Wine has been produced in Sicily for millennia. Legend has it that Dionysus (also known as Bacchus) brought pleasure to mankind, and wine to Sicily. Nonetheless, Sicilian wines have never been among Italy's most sought-after or respected. For much of the past century, grapes grown in Sicily were exported and added to wines made in other parts of Italy. But, that is changing.
In the past couple of decades, a new generation of winemakers has introduced changes in techniques and philosophies about how Sicilian wines should be made, and some of the Mediterranean country's best wines are now coming from Sicily. One such producer is Cusumano. I recently had the pleasure of sampling some Cusumano wines and was very impressed.
The winery is owned and operated by the brothers Cusumano, Alberto and Diego, who work closely with expert winemaker Mario Ronco.
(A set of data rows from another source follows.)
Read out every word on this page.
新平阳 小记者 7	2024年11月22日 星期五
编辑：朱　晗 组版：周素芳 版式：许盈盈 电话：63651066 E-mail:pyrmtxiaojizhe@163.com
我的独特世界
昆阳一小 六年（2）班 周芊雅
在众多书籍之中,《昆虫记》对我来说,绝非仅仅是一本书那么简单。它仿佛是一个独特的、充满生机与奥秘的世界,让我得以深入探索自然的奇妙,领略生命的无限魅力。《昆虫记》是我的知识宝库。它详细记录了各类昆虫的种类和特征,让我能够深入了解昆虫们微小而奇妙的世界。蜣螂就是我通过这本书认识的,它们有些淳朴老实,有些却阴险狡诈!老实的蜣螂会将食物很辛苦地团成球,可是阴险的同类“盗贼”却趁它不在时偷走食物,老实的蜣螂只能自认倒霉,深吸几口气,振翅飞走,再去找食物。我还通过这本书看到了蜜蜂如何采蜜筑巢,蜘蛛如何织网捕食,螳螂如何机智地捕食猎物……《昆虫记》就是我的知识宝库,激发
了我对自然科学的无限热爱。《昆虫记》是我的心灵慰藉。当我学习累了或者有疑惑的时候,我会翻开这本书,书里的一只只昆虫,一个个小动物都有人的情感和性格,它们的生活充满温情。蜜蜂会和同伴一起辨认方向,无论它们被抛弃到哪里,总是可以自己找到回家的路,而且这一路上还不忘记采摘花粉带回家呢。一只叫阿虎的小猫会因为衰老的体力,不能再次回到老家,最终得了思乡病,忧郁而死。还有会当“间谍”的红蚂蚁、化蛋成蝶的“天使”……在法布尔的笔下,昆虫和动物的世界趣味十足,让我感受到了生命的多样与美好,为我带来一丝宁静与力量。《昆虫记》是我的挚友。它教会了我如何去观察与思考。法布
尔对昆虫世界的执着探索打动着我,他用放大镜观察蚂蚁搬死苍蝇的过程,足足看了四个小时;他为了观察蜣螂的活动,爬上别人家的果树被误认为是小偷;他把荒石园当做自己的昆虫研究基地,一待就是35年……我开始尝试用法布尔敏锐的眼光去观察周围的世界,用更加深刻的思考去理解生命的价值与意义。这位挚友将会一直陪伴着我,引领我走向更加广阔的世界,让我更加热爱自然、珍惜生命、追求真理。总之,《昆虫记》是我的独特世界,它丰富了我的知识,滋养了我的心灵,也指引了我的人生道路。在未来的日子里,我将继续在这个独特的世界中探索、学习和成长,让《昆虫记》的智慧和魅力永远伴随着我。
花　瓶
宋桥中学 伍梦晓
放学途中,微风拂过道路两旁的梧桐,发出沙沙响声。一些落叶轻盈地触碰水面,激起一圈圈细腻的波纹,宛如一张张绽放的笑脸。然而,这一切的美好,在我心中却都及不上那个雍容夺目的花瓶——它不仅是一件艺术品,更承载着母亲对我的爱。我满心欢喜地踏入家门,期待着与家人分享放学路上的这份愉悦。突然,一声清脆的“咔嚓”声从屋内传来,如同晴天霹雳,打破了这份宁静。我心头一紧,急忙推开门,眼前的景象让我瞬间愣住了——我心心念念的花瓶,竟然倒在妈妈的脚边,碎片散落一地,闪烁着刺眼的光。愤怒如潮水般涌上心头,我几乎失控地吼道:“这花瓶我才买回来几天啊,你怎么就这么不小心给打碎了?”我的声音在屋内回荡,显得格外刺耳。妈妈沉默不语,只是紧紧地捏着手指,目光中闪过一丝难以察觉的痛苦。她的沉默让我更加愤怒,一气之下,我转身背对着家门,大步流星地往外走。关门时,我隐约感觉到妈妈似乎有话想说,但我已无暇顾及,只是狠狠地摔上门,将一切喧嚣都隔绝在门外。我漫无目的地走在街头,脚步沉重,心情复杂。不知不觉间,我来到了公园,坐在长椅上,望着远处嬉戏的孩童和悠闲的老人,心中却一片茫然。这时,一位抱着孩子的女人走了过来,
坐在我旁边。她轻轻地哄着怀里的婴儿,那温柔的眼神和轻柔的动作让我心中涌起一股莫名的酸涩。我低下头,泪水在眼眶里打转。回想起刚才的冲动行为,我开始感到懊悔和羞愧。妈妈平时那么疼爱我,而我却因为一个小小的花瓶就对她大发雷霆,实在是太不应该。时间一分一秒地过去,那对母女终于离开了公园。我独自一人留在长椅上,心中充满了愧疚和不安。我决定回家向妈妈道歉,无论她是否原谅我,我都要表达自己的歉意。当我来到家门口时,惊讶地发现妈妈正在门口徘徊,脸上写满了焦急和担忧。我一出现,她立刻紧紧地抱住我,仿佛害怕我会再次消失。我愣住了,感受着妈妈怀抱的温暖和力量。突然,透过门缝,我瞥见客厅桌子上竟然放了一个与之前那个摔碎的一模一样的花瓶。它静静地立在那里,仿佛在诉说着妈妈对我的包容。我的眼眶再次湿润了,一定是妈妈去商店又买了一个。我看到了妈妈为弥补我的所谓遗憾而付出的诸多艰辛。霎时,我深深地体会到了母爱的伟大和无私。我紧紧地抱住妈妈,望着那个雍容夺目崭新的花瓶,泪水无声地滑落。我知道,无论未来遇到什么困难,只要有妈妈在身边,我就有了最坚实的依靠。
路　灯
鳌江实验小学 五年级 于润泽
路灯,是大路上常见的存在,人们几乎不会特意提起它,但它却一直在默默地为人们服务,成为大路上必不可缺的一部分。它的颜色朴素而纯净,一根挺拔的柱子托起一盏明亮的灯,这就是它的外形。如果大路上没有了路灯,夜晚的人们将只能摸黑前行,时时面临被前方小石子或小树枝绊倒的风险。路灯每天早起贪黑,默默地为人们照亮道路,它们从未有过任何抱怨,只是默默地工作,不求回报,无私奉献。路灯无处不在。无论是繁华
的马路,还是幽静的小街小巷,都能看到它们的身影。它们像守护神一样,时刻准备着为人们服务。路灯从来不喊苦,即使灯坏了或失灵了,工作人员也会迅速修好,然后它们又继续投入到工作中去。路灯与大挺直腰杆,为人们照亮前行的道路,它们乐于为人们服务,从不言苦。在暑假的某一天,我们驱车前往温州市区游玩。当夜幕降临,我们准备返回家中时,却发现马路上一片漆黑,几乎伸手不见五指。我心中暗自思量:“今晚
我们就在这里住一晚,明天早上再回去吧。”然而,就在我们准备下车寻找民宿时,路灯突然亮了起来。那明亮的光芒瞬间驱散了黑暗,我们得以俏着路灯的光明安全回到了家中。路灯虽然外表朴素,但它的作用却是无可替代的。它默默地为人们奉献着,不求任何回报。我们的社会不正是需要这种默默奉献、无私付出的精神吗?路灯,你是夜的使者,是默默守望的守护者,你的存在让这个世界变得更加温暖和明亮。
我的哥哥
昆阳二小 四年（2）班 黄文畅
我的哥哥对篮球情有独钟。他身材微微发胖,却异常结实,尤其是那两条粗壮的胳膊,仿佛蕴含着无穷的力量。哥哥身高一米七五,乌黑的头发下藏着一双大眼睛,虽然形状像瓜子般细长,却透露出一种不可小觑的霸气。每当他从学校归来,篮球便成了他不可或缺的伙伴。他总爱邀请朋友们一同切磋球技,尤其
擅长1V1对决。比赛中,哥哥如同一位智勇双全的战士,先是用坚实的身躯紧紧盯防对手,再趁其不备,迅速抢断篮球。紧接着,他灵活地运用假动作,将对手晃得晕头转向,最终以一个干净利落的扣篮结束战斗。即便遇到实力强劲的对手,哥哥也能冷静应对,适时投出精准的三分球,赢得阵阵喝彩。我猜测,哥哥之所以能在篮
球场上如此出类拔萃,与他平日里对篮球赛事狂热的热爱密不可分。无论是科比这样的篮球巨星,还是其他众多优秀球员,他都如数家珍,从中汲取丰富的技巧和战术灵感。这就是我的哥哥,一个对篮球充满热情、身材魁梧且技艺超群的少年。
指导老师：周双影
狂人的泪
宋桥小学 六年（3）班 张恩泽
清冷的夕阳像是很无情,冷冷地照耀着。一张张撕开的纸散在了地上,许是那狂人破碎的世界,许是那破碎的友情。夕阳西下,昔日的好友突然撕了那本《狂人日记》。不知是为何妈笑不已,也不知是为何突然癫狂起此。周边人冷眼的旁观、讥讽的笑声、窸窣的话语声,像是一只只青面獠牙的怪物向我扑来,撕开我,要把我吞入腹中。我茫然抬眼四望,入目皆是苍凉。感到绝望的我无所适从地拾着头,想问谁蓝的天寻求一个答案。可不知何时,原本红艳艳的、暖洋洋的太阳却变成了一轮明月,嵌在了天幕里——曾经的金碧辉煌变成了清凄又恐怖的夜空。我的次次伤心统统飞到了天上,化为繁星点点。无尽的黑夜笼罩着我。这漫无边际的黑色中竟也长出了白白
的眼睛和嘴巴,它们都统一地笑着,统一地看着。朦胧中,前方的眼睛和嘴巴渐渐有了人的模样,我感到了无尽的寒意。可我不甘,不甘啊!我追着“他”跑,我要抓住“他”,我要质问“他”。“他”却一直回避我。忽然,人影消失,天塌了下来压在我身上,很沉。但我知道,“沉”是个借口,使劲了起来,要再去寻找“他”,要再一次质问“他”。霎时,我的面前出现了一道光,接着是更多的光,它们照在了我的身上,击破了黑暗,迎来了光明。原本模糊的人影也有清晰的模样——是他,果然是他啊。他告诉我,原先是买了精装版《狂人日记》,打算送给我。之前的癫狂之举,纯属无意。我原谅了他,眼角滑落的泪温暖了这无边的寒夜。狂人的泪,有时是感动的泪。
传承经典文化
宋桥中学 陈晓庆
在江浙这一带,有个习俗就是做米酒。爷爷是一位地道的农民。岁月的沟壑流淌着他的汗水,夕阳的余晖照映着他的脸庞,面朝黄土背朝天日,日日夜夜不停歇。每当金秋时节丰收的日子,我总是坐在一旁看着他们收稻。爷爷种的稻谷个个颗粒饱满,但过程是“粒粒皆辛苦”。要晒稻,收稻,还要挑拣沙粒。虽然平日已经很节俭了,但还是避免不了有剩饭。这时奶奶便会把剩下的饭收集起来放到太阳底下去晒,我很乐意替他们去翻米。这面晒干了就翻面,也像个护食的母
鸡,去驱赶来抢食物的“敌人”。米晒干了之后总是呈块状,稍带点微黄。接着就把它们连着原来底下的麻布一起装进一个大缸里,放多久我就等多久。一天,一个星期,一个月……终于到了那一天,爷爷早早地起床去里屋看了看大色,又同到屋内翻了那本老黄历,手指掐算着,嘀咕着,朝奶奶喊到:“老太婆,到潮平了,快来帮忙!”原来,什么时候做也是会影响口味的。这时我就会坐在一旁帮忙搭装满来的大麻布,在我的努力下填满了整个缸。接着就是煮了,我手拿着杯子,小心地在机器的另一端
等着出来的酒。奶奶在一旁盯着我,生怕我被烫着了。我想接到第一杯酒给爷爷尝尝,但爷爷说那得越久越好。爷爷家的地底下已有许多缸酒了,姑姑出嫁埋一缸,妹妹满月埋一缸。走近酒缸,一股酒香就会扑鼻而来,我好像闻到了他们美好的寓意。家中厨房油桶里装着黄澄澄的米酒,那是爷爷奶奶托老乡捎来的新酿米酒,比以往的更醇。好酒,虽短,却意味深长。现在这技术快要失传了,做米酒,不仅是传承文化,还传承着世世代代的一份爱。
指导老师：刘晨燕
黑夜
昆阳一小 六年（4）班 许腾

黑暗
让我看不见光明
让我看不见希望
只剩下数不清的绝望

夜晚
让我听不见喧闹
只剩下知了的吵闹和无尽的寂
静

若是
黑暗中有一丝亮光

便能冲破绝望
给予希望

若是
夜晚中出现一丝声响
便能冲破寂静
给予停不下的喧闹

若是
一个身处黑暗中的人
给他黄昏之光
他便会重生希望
All of the grapes for Cusumano wines are hand-harvested and estate-grown. They are artisanal wines that harken to the past in terms of vineyard techniques such as hand-harvesting, yet are modern and innovative on the palate. These wines of the "new" Sicily are adventurous and dynamic, meticulously made from vineyards spread across seven holdings throughout the region.
Probably the best known of the Cusumano wines is the basic Nero d'Avola ($12), made with 100 percent Nero d'Avola grapes—the most common Sicilian varietal. Like many of Cusumano's wines, the Nero d'Avola is bright, fruit-forward, with fresh red and black berry aromas, a good choice for a wide range of meat-based dishes. Also like many of Cusumano's wines, this one features a glass top closure.
My wife, who enjoys Italian wines more than most, really loves Cusumano Insolia 2012 ($12.99). And I'm glad, because it's an absolute steal at the price. While many of Cusumano's wines are prestigious and pricey, this has got to be one of the world's best values in white wine. Native to Sicily, the Insolia grape was mostly used to make Marsala. It's a somewhat odd white grape that doesn't quite taste like any other to me. Its acidity and citrus qualities remind me of Sauvignon Blanc, but then tropical fruit and floral aromas make me think of Viognier. It's softer than Chardonnay, yet quite rich. Try it with pork and fish dishes and pastas with creamy sauces.
If you've had Nero d'Avola-based wines in the past, forget everything you know about them. Cusumano Tenuta San Giacomo Sàgana 2011 ($40.30) will forever change your thinking about what Nero d'Avola can be. For starters, in a return to Sicilian tradition, the wine spends one year in large casks to help smooth out the grape's rough edges. It's taken Cusumano years to find the right balance between wood and wine and their Sàgana is nothing if not well-balanced. That's a good thing, because this stuff is a fruit bomb. Almost black in color, it's rich and bold, well-structured with deep plum, cocoa, vanilla and black pepper flavors. It clocks in at 15 percent ABV, so go easy. I recently enjoyed Sàgana with homemade Margherita pizza, but it would also take well to meat dishes and red sauces.
Based on the belief that Noah (of Bible fame) was the first person to create wine, Cusumano Noà 2011 ($50.32) is thusly named. The 15.5 percent ABV wine is a blend of 40 percent Nero D'Avola, 30 percent Merlot and 30 percent Cabernet Sauvignon. It's a rich, full-bodied wine with sweet tannins—very jammy with hints of anise and cocoa—which would pair nicely with grilled red meats and roasts.